Godwin had encountered some odd and hostile things in the Chillway. But never a happy camp of travelers, singing, laughing, and living as though they were in a lord’s estate during the summer festivals.
“Greetings friends,” a young man with a bright red beard said as they approached. “Welcome to our humble campsite!” The beard, which fell nearly to the man’s waist despite his age, was tied in artful braids and laced with purple flowers.
Yaura looked around suspiciously.
“Greetings,” Godwin said politely.
“What brings you to our camp?” the man with the red beard asked, smiling all the while.
“Curiosity,” Godwin said. “It’s not often I come across a camp of travelers in the Chillway.”
“Ah, how I hate that name!” the man replied. “Chill…way. A tragedy in two words. But yes, you have a point. It’s not often travelers are able to come and find us.”
“You’re a bit hard to miss,” Yaura said.
“If you know how to look,” their greeter replied.

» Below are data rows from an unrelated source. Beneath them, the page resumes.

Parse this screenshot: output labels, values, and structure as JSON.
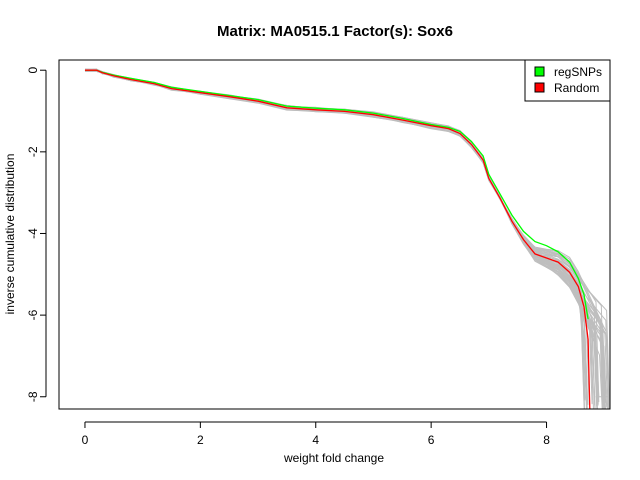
{
  "chart_data": {
    "type": "line",
    "title": "Matrix: MA0515.1 Factor(s): Sox6",
    "xlabel": "weight fold change",
    "ylabel": "inverse cumulative distribution",
    "xlim": [
      -0.45,
      9.1
    ],
    "ylim": [
      -8.3,
      0.25
    ],
    "xticks": [
      0,
      2,
      4,
      6,
      8
    ],
    "yticks": [
      0,
      -2,
      -4,
      -6,
      -8
    ],
    "legend_position": "top-right",
    "colors": {
      "regSNPs": "#00ff00",
      "Random": "#ff0000",
      "background": "#bebebe"
    },
    "legend": [
      {
        "name": "regSNPs",
        "color": "#00ff00"
      },
      {
        "name": "Random",
        "color": "#ff0000"
      }
    ],
    "series": [
      {
        "name": "regSNPs",
        "color": "#00ff00",
        "x": [
          0,
          0.2,
          0.3,
          0.5,
          0.8,
          1.2,
          1.5,
          2.0,
          2.5,
          3.0,
          3.5,
          4.0,
          4.5,
          5.0,
          5.5,
          6.0,
          6.3,
          6.5,
          6.7,
          6.9,
          7.0,
          7.2,
          7.4,
          7.6,
          7.8,
          8.0,
          8.2,
          8.4,
          8.55,
          8.65,
          8.72
        ],
        "y": [
          0,
          0,
          -0.05,
          -0.12,
          -0.2,
          -0.3,
          -0.42,
          -0.52,
          -0.62,
          -0.72,
          -0.88,
          -0.93,
          -0.97,
          -1.05,
          -1.18,
          -1.33,
          -1.4,
          -1.5,
          -1.75,
          -2.1,
          -2.55,
          -3.05,
          -3.55,
          -3.95,
          -4.2,
          -4.3,
          -4.45,
          -4.7,
          -5.1,
          -5.5,
          -6.1
        ]
      },
      {
        "name": "Random",
        "color": "#ff0000",
        "x": [
          0,
          0.2,
          0.3,
          0.5,
          0.8,
          1.2,
          1.5,
          2.0,
          2.5,
          3.0,
          3.5,
          4.0,
          4.5,
          5.0,
          5.5,
          6.0,
          6.3,
          6.5,
          6.7,
          6.9,
          7.0,
          7.2,
          7.4,
          7.6,
          7.8,
          8.0,
          8.2,
          8.4,
          8.55,
          8.65,
          8.72,
          8.75
        ],
        "y": [
          0,
          0,
          -0.06,
          -0.14,
          -0.23,
          -0.33,
          -0.45,
          -0.55,
          -0.65,
          -0.76,
          -0.92,
          -0.97,
          -1.01,
          -1.09,
          -1.22,
          -1.36,
          -1.43,
          -1.55,
          -1.82,
          -2.2,
          -2.65,
          -3.15,
          -3.7,
          -4.15,
          -4.5,
          -4.6,
          -4.7,
          -4.95,
          -5.3,
          -5.8,
          -6.6,
          -8.3
        ]
      }
    ]
  }
}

Godwin was on the verge of saying something about most idiots being able to track a caravan in the snow, but Yaura cut him off.
“Who are you?”
“A hard question to answer. Surely you’d be more comfortable hearing the answer among food and fire?”
Both of the Shigata’s eyes narrowed with suspicion. It was one thing for two disguised demons to enter a human camp, but never had they heard of forty or fifty demons traveling together disguised as humans. Why were these nomads willing to accept those odds?

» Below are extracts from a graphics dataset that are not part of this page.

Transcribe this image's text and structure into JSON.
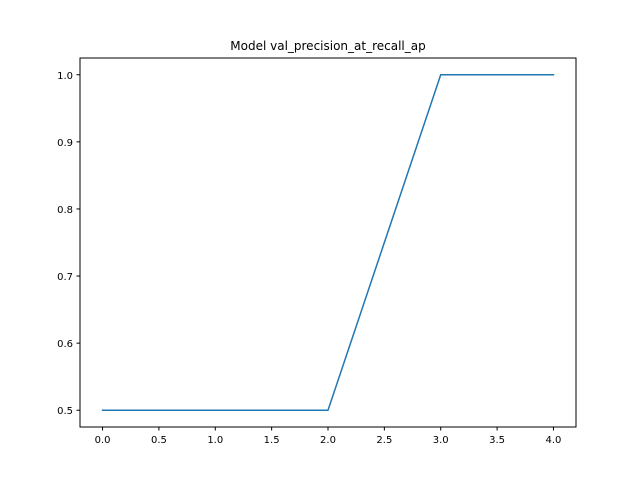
{
  "chart_data": {
    "type": "line",
    "title": "Model val_precision_at_recall_ap",
    "xlabel": "",
    "ylabel": "",
    "xlim": [
      -0.2,
      4.2
    ],
    "ylim": [
      0.475,
      1.025
    ],
    "xticks": [
      0.0,
      0.5,
      1.0,
      1.5,
      2.0,
      2.5,
      3.0,
      3.5,
      4.0
    ],
    "xtick_labels": [
      "0.0",
      "0.5",
      "1.0",
      "1.5",
      "2.0",
      "2.5",
      "3.0",
      "3.5",
      "4.0"
    ],
    "yticks": [
      0.5,
      0.6,
      0.7,
      0.8,
      0.9,
      1.0
    ],
    "ytick_labels": [
      "0.5",
      "0.6",
      "0.7",
      "0.8",
      "0.9",
      "1.0"
    ],
    "grid": false,
    "series": [
      {
        "color": "#1f77b4",
        "x": [
          0,
          1,
          2,
          3,
          4
        ],
        "y": [
          0.5,
          0.5,
          0.5,
          1.0,
          1.0
        ]
      }
    ]
  }
}
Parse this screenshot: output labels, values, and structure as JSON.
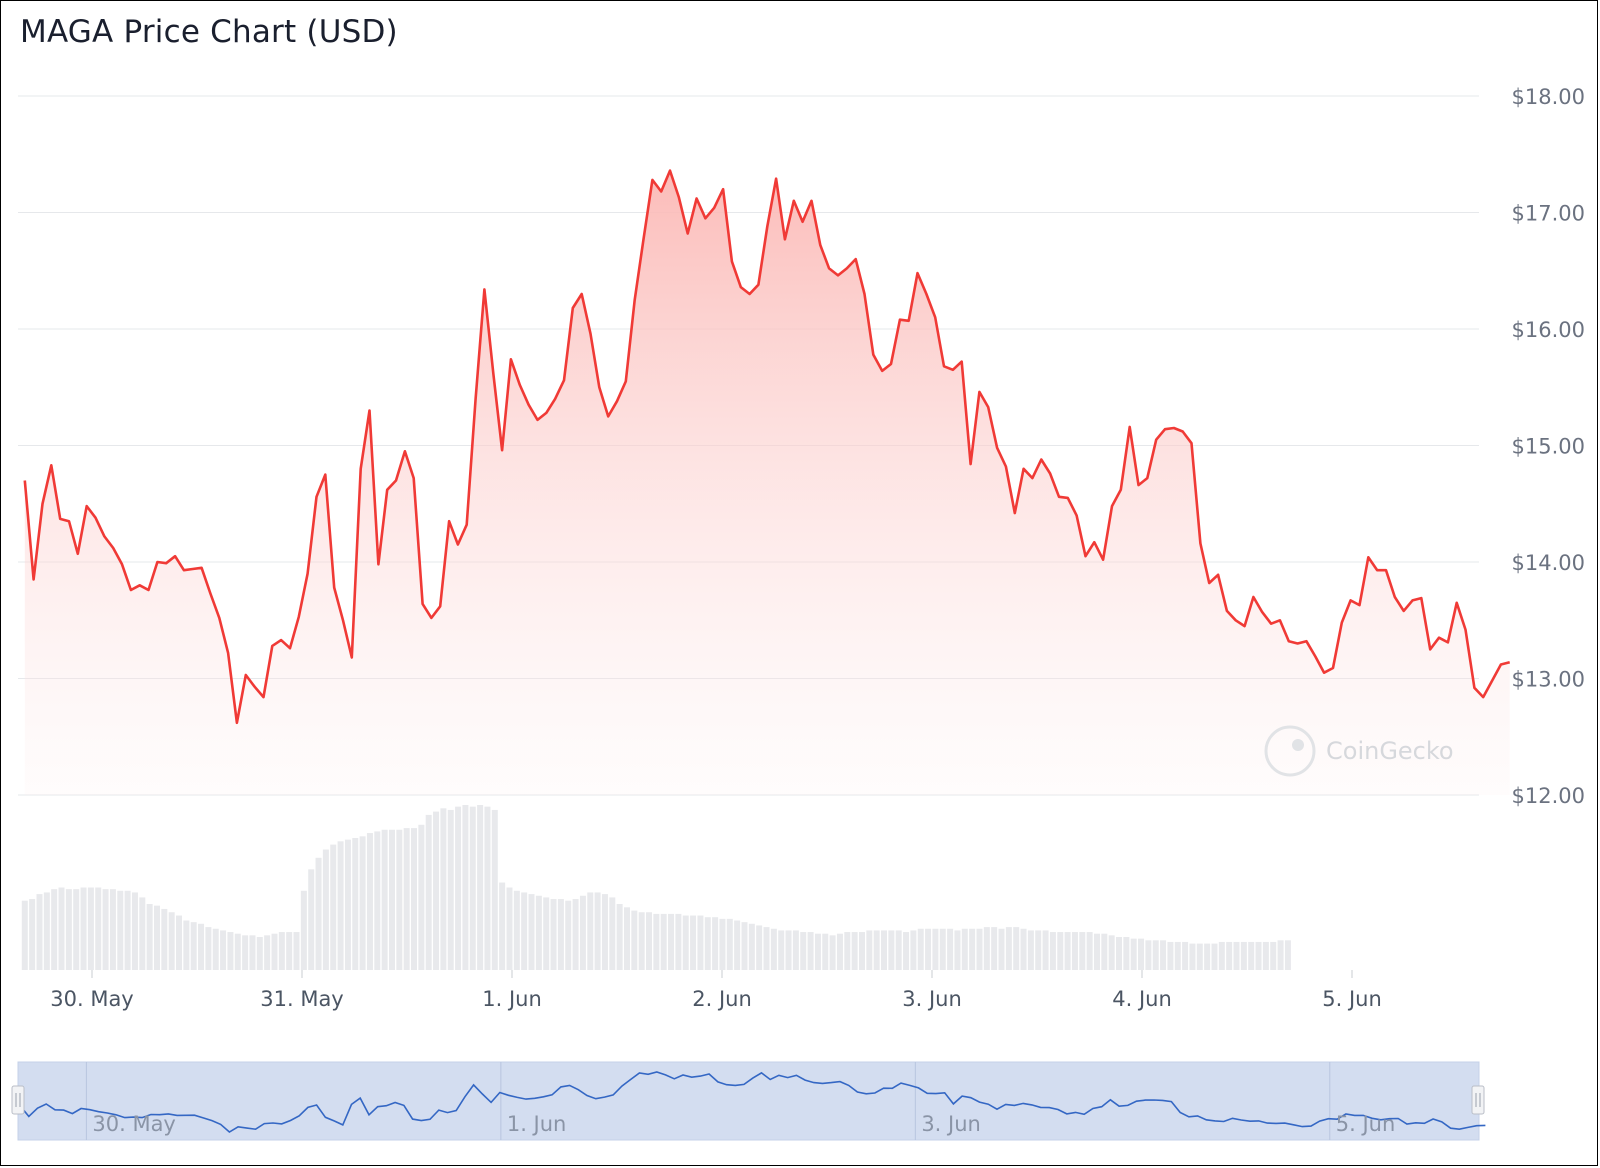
{
  "title": "MAGA Price Chart (USD)",
  "watermark": "CoinGecko",
  "icons": {
    "watermark_logo": "gecko-logo-icon",
    "navigator_handles": "drag-handle-icon"
  },
  "colors": {
    "line": "#f03a36",
    "fill_top": "#fbb8b5",
    "volume": "#e8e9ec",
    "grid": "#e6e8eb",
    "navigator_bg": "#d3ddf0",
    "navigator_line": "#3467c4"
  },
  "chart_data": {
    "type": "area",
    "title": "MAGA Price Chart (USD)",
    "xlabel": "",
    "ylabel": "",
    "ylim": [
      12,
      18
    ],
    "grid": true,
    "y_ticks": [
      "$12.00",
      "$13.00",
      "$14.00",
      "$15.00",
      "$16.00",
      "$17.00",
      "$18.00"
    ],
    "x_ticks": [
      "30. May",
      "31. May",
      "1. Jun",
      "2. Jun",
      "3. Jun",
      "4. Jun",
      "5. Jun"
    ],
    "x_tick_days": [
      0,
      1,
      2,
      3,
      4,
      5,
      6
    ],
    "x_range_days": [
      -0.33,
      6.72
    ],
    "navigator_ticks": [
      "30. May",
      "1. Jun",
      "3. Jun",
      "5. Jun"
    ],
    "navigator_tick_days": [
      0,
      2,
      4,
      6
    ],
    "price_days_start": -0.32,
    "price_days_step": 0.04209,
    "price": [
      14.7,
      13.85,
      14.5,
      14.83,
      14.37,
      14.35,
      14.07,
      14.48,
      14.38,
      14.22,
      14.12,
      13.98,
      13.76,
      13.8,
      13.76,
      14.0,
      13.99,
      14.05,
      13.93,
      13.94,
      13.95,
      13.73,
      13.52,
      13.22,
      12.62,
      13.03,
      12.93,
      12.84,
      13.28,
      13.33,
      13.26,
      13.53,
      13.9,
      14.56,
      14.75,
      13.78,
      13.5,
      13.18,
      14.8,
      15.3,
      13.98,
      14.62,
      14.7,
      14.95,
      14.72,
      13.64,
      13.52,
      13.62,
      14.35,
      14.15,
      14.32,
      15.4,
      16.34,
      15.62,
      14.96,
      15.74,
      15.52,
      15.35,
      15.22,
      15.28,
      15.4,
      15.56,
      16.18,
      16.3,
      15.96,
      15.5,
      15.25,
      15.38,
      15.55,
      16.25,
      16.77,
      17.28,
      17.18,
      17.36,
      17.13,
      16.82,
      17.12,
      16.95,
      17.04,
      17.2,
      16.58,
      16.36,
      16.3,
      16.38,
      16.88,
      17.29,
      16.77,
      17.1,
      16.92,
      17.1,
      16.72,
      16.52,
      16.46,
      16.52,
      16.6,
      16.3,
      15.78,
      15.64,
      15.7,
      16.08,
      16.07,
      16.48,
      16.3,
      16.1,
      15.68,
      15.65,
      15.72,
      14.84,
      15.46,
      15.33,
      14.98,
      14.82,
      14.42,
      14.8,
      14.72,
      14.88,
      14.76,
      14.56,
      14.55,
      14.4,
      14.05,
      14.17,
      14.02,
      14.48,
      14.62,
      15.16,
      14.66,
      14.72,
      15.05,
      15.14,
      15.15,
      15.12,
      15.02,
      14.16,
      13.82,
      13.89,
      13.58,
      13.5,
      13.45,
      13.7,
      13.57,
      13.47,
      13.5,
      13.32,
      13.3,
      13.32,
      13.19,
      13.05,
      13.09,
      13.48,
      13.67,
      13.63,
      14.04,
      13.93,
      13.93,
      13.7,
      13.58,
      13.67,
      13.69,
      13.25,
      13.35,
      13.31,
      13.65,
      13.42,
      12.92,
      12.84,
      12.98,
      13.12,
      13.14
    ],
    "volume_days_start": -0.32,
    "volume_days_step": 0.03497,
    "volume": [
      0.42,
      0.43,
      0.46,
      0.47,
      0.49,
      0.5,
      0.49,
      0.49,
      0.5,
      0.5,
      0.5,
      0.49,
      0.49,
      0.48,
      0.48,
      0.47,
      0.44,
      0.4,
      0.39,
      0.37,
      0.35,
      0.33,
      0.3,
      0.29,
      0.28,
      0.26,
      0.25,
      0.24,
      0.23,
      0.22,
      0.21,
      0.21,
      0.2,
      0.21,
      0.22,
      0.23,
      0.23,
      0.23,
      0.48,
      0.61,
      0.68,
      0.73,
      0.76,
      0.78,
      0.79,
      0.8,
      0.81,
      0.83,
      0.84,
      0.85,
      0.85,
      0.85,
      0.86,
      0.86,
      0.88,
      0.94,
      0.96,
      0.98,
      0.97,
      0.99,
      1.0,
      0.99,
      1.0,
      0.99,
      0.97,
      0.53,
      0.5,
      0.48,
      0.47,
      0.46,
      0.45,
      0.44,
      0.43,
      0.43,
      0.42,
      0.43,
      0.45,
      0.47,
      0.47,
      0.46,
      0.44,
      0.4,
      0.38,
      0.36,
      0.35,
      0.35,
      0.34,
      0.34,
      0.34,
      0.34,
      0.33,
      0.33,
      0.33,
      0.32,
      0.32,
      0.31,
      0.31,
      0.3,
      0.29,
      0.28,
      0.27,
      0.26,
      0.25,
      0.24,
      0.24,
      0.24,
      0.23,
      0.23,
      0.22,
      0.22,
      0.21,
      0.22,
      0.23,
      0.23,
      0.23,
      0.24,
      0.24,
      0.24,
      0.24,
      0.24,
      0.23,
      0.24,
      0.25,
      0.25,
      0.25,
      0.25,
      0.25,
      0.24,
      0.25,
      0.25,
      0.25,
      0.26,
      0.26,
      0.25,
      0.26,
      0.26,
      0.25,
      0.24,
      0.24,
      0.24,
      0.23,
      0.23,
      0.23,
      0.23,
      0.23,
      0.23,
      0.22,
      0.22,
      0.21,
      0.2,
      0.2,
      0.19,
      0.19,
      0.18,
      0.18,
      0.18,
      0.17,
      0.17,
      0.17,
      0.16,
      0.16,
      0.16,
      0.16,
      0.17,
      0.17,
      0.17,
      0.17,
      0.17,
      0.17,
      0.17,
      0.17,
      0.18,
      0.18
    ]
  }
}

“I’ll take you to our elder,” the red bearded man half sang. “Shane of the Kirishelliwan!”
“Kirishelliwan?” Yaura asked, surprised. Godwin had no idea what they were talking about.
“Come, come,” their host laughed as he led them through the crowds. Godwin and Yaura followed him to the seat of Shane of the Kirishelliwan, which turned out to be a giant chair made of densely packed snow.

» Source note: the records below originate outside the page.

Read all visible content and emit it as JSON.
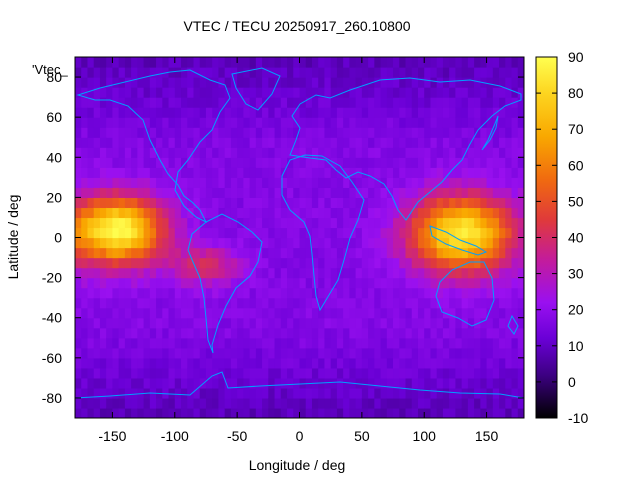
{
  "chart_data": {
    "type": "heatmap",
    "title": "VTEC / TECU 20250917_260.10800",
    "xlabel": "Longitude / deg",
    "ylabel": "Latitude / deg",
    "key_label": "'Vtec_",
    "xlim": [
      -180,
      180
    ],
    "ylim": [
      -90,
      90
    ],
    "x_ticks": [
      -150,
      -100,
      -50,
      0,
      50,
      100,
      150
    ],
    "y_ticks": [
      -80,
      -60,
      -40,
      -20,
      0,
      20,
      40,
      60,
      80
    ],
    "colorbar": {
      "range": [
        -10,
        90
      ],
      "ticks": [
        90,
        80,
        70,
        60,
        50,
        40,
        30,
        20,
        10,
        0,
        -10
      ],
      "palette": [
        "#000000",
        "#3d0083",
        "#6a00d6",
        "#9a10f0",
        "#c41c9a",
        "#e03a3a",
        "#f06a10",
        "#f9a800",
        "#fdd520",
        "#ffff50"
      ]
    },
    "grid_step_deg": 5,
    "field_description_values": {
      "background_tec": 18,
      "polar_tec": 8,
      "day_peak_center_lon": 130,
      "day_peak_max_tec": 85,
      "night_peak_center_lon": -145,
      "night_peak_max_tec": 88
    },
    "coastline_color": "#00a0ff"
  }
}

Shane of the Kirishelliwan bowed to them as they approached. “Welcome friends. I’d stand to greet you properly but these old joints threaten to give out every time I set them to creaking.”
Shane was an old man near eighty winters, but there was something childish about him all the same. He was red-cheeked with laughing blue eyes, haunched shoulders, and a wide toothless smile.
“We’re not accustomed to being greeted so pleasantly,” Godwin said. “Especially not by those who sit on a throne.”
Shane laughed and clapped his hands in response. “Food! Fire!” he shouted. “Seats for the guests!”
Godwin and Yaura were quickly given two wooden stools from inside the wagons. “And ’tis no true throne that I sit on,” Shane went on. “Just a jape. We Kirishelliwan lead ourselves. My people just know that I’ve seen enough to have something useful to say every then and now!”
“You truly are Kirishelliwan?” Yaura asked, her hazel eyes wide. “The eternal children have not been seen in years. Decades probably.”
“We seldom wish to be seen,” Shane replied. “But we can make an exception for two wanderers.”
“Pardon my ignorance,” Godwin said. “I am unfamiliar with the Kirishelliwan.”
“The eternal children,” Yaura said. “They’re nomads. They’ve not accepted the rule of King Mexdon and wander the Chillway living off the land and occasionally throwing festivals, putting on plays and concerts, or engaging with smaller villages in some such way.”
Yaura suddenly blushed.
“You tell our story as well as one of us,” Shane said. “That about sums it up. We travel here and there. We have no lord save the almighty goddess behind the stars. No master save the mighty evergreens or the rushing white waters.”